Her shoulder impacted with his side, knocking him off-balance and loosening his grip on Andel. Rafe snarled. Andel yelped, the sound high and sharp and somehow carrying over the sounds of the one-sided battle that raged outside. Some of the Children of Phonos had realized that they couldn’t possibly win against the monster of their own making. They were running, scattering like leaves in a stiff wind, and Damastes was more than happy to pursue, gleeful as a cat disemboweling mice. They were junior members, the tattered survivors of a dying cult.

“Run, you stupid boy!” snarled Nora, and jabbed her stiffened fingers into the hollow of Rafe’s throat.

He howled. He loosed his grip.

Andel ran.

Save your sister, Nora thought—but there was no time to voice it. Rafe squirmed against her, directing a quick, sharp punch at her face. Nora twisted to the side, letting his hand whish harmlessly past her. Then she turned, slamming her forehead into his so hard that stars blossomed inside her skull like fireworks, bright and beautiful and transitory.

Rafe squealed.

“This is for Shelby!” she howled, and punched him in the nose again.

Rafe raised his hands, not to hit, but to move his fingers in a complicated pattern that only made fucking sense if he was trying to speak ASL or trying to cast a spell on her. Since she doubted he had suddenly discovered a passion for silent communication, the latter seemed more likely. Nora abandoned her punching strategy and slammed her elbow into the hollow of his throat, bringing her knee up to his groin at the same time.

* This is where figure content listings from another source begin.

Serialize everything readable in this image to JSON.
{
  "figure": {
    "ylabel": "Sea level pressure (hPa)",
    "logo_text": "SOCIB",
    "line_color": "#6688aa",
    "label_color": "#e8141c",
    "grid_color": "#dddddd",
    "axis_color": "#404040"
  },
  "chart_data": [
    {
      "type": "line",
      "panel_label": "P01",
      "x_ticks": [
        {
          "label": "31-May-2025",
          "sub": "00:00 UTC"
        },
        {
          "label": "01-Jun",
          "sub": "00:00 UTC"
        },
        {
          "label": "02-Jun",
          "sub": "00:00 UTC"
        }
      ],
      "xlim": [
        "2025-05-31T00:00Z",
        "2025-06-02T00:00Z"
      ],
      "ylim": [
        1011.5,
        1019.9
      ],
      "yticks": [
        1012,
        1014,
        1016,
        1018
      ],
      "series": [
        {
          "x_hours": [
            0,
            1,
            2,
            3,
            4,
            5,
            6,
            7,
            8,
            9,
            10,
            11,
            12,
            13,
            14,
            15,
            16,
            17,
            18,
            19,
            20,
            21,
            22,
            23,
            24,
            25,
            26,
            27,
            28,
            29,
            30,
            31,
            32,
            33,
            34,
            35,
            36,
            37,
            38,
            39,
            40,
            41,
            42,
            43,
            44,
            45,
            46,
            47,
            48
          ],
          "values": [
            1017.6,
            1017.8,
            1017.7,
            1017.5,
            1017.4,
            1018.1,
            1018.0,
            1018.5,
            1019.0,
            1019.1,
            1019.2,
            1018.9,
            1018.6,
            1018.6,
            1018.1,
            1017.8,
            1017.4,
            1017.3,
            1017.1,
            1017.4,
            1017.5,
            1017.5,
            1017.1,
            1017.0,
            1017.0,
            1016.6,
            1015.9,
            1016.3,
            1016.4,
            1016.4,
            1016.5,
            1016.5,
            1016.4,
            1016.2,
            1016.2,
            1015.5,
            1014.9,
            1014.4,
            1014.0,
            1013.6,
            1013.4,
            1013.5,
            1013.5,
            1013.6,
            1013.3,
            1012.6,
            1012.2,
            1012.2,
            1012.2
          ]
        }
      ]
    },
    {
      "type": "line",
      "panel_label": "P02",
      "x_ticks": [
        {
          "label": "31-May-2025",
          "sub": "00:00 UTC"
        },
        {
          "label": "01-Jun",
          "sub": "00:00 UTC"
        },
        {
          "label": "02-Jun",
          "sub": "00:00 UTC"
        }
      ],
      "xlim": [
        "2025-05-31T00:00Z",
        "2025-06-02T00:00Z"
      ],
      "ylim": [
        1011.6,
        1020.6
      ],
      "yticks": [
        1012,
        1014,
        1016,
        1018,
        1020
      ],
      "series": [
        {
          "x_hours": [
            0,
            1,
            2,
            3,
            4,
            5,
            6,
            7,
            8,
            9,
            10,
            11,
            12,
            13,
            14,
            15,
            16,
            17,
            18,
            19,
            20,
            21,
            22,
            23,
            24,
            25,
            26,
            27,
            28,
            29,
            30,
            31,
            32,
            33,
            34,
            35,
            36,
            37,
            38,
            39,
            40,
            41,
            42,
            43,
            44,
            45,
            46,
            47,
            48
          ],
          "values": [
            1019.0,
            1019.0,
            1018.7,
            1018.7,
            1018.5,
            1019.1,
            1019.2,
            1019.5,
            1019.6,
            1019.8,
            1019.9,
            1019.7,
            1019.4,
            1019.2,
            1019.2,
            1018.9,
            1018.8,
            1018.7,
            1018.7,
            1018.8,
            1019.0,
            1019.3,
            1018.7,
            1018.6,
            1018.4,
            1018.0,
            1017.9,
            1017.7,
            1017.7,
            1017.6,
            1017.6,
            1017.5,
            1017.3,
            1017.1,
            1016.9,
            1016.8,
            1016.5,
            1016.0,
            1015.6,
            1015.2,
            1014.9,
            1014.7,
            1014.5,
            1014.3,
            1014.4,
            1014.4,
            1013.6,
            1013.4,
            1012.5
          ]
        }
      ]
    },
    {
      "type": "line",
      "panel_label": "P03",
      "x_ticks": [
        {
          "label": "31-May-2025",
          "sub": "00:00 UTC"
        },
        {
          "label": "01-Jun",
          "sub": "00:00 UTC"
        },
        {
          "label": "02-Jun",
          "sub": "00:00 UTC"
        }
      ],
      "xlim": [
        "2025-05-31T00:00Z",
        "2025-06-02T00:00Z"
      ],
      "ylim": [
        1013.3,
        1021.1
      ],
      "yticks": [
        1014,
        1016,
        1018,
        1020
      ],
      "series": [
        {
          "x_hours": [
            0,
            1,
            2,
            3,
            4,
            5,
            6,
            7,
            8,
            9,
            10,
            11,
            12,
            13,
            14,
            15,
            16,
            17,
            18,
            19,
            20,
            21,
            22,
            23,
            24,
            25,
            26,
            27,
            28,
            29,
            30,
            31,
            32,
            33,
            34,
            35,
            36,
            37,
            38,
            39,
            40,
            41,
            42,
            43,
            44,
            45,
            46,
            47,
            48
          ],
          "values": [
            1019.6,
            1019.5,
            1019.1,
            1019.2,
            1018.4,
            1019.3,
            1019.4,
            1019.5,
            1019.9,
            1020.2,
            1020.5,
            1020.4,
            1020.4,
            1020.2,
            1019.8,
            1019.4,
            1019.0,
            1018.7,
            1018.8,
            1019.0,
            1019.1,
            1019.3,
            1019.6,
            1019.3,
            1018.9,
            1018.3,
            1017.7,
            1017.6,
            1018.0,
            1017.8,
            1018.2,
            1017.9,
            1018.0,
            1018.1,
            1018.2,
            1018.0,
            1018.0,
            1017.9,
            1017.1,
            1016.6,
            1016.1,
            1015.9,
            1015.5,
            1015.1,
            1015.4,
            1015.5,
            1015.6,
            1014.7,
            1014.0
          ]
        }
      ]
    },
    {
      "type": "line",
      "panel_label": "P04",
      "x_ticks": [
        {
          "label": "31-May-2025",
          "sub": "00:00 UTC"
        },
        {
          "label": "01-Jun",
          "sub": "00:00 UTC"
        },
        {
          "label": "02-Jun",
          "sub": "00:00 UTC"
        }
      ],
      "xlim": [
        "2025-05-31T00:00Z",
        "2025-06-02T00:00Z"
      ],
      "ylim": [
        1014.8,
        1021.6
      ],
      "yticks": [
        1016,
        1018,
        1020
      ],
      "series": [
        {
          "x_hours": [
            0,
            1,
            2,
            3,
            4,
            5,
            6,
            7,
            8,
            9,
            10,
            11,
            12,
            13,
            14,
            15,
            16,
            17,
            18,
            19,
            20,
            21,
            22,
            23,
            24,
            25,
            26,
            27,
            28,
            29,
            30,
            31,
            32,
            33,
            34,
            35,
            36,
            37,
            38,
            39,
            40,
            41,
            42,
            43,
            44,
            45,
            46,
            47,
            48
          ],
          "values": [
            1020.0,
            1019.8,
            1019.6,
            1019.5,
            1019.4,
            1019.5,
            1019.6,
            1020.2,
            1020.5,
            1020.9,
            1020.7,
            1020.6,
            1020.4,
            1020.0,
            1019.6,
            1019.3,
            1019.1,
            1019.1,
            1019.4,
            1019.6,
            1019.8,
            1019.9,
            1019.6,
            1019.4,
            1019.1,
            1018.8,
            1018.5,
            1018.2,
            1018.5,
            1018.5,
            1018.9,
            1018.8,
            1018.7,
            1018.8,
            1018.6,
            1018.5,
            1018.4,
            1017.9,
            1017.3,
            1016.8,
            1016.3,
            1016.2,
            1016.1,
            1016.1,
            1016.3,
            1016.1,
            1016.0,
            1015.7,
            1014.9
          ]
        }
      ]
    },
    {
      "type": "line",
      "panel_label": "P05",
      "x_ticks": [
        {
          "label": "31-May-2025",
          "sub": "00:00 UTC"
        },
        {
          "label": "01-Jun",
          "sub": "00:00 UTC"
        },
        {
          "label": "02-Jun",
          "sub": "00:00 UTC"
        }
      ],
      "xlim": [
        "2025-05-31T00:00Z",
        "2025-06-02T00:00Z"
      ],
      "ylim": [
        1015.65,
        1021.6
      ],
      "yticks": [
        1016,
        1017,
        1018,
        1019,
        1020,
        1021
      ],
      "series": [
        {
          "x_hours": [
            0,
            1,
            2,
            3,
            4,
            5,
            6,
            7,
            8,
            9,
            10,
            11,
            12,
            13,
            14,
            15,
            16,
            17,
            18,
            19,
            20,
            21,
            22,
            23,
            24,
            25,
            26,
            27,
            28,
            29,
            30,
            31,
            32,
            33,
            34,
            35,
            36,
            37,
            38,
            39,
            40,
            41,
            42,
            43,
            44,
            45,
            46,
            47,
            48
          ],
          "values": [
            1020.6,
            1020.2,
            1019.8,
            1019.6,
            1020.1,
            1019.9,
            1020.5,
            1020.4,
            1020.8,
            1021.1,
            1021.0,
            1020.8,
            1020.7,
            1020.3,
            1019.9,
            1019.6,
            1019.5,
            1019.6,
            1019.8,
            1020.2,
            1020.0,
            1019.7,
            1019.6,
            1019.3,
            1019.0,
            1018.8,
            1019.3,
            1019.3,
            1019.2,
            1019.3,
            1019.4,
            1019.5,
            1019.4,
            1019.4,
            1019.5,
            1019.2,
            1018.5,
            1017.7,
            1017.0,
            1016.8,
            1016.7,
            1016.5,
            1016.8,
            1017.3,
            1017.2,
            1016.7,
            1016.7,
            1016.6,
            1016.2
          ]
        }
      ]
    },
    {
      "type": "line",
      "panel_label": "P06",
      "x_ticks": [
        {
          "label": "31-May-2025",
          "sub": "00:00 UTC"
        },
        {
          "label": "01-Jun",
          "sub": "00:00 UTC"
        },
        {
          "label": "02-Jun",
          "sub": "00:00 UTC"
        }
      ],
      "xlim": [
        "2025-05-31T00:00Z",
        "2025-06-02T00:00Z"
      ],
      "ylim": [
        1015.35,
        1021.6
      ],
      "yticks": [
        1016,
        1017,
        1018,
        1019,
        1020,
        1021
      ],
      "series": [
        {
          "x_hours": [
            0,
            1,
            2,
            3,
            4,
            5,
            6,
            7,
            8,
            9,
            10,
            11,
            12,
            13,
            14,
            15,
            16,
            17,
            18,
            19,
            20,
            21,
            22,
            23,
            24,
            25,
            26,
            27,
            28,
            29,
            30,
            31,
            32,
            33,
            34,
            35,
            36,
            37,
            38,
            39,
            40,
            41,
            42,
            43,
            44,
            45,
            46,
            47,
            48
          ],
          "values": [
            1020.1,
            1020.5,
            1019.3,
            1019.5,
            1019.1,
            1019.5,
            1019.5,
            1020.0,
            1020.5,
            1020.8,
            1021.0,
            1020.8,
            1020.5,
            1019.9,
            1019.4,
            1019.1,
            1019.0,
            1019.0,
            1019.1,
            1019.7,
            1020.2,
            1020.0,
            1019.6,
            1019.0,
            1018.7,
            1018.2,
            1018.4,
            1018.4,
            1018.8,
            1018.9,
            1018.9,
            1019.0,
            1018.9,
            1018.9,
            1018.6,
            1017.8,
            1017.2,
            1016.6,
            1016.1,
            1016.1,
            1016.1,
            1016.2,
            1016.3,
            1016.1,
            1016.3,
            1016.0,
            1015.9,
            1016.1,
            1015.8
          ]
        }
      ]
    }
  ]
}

Rafe’s hands stopped moving. He made a small, choked sound and fell, collapsing unconscious to the ground. She felt a sizzling sensation, as if she had brushed against the edge of an electric fence, and her skin drew tight in terrified goose bumps as Damastes laughed again, this time in sheer, unbridled delight.

The wards were down.

Nora spun to see the nightmare Adonis bearing down on her. Edwards shouted and flung the knife aside, supplicating himself to the murder god he had worked so long and so hard to subjugate. It was too little, too late—if there had ever been a chance Damastes would see the Children of Phonos as a useful tool, it had ended when Rafe Bogdani became their guiding hand.

And now Rafe Bogdani ended, as Damastes smashed a heavy heel down on Rafe’s skull, pulping the sorcerer’s face with a hideous crunch. The murder god never slowed as he powered forward and fell upon Edwards, tearing the man limb from limb in an explosion of entrails and unspeakable fluids that showered the scene in a rainbow of gore. Anastasia screamed, high and shrill. The girl’s mind would have been shattered forever, of that there was no question, had Xanthe not suddenly appeared between her and the body of her father. Xanthe used her thin frame to shield the girl from the bulk of that terrible tide.

Damastes snarled and batted Xanthe aside, much as he had Selene—but this slaughter nun received far less of his attention: his claws were sheathed, reserved for a better target. Anastasia, still screaming. Anastasia, whose death would complete the ritual, not to bind him, but to free him completely into the world. Without Nora. Without the guiding hand of justice. Without anything to hamper him.

“I’ve won!” he howled, delighted malice in his voice. He glanced over his shoulder to the woman who had been his home for so many years, eyes narrowed and calculating. “When you’re dead, I’m going to fuck your corpse until it screams.”

Trite, snapped the voice of Shelby.

Nora, frantic, cast around. Weapons were useless, she knew that, but it was better to die with a knife in her hand than with nothing but the blood that coated her fingers. At least then she could say she’d tri—

Damastes was moving, Damastes was bringing his claws down toward Anastasia’s throat, and the girl wasn’t screaming anymore, the girl was frozen in her fear at her impending death, the girl was a rabbit ripe for the slaughter, and this could not happen this could not happen this could not happen.

“No!” howled Nora in a voice that could have rivaled Damastes’s own.

The murder god froze.

Trite and stupid, murmured the Shelby side of her.

“What?” Nora’s voice was a whisper or a broken scream.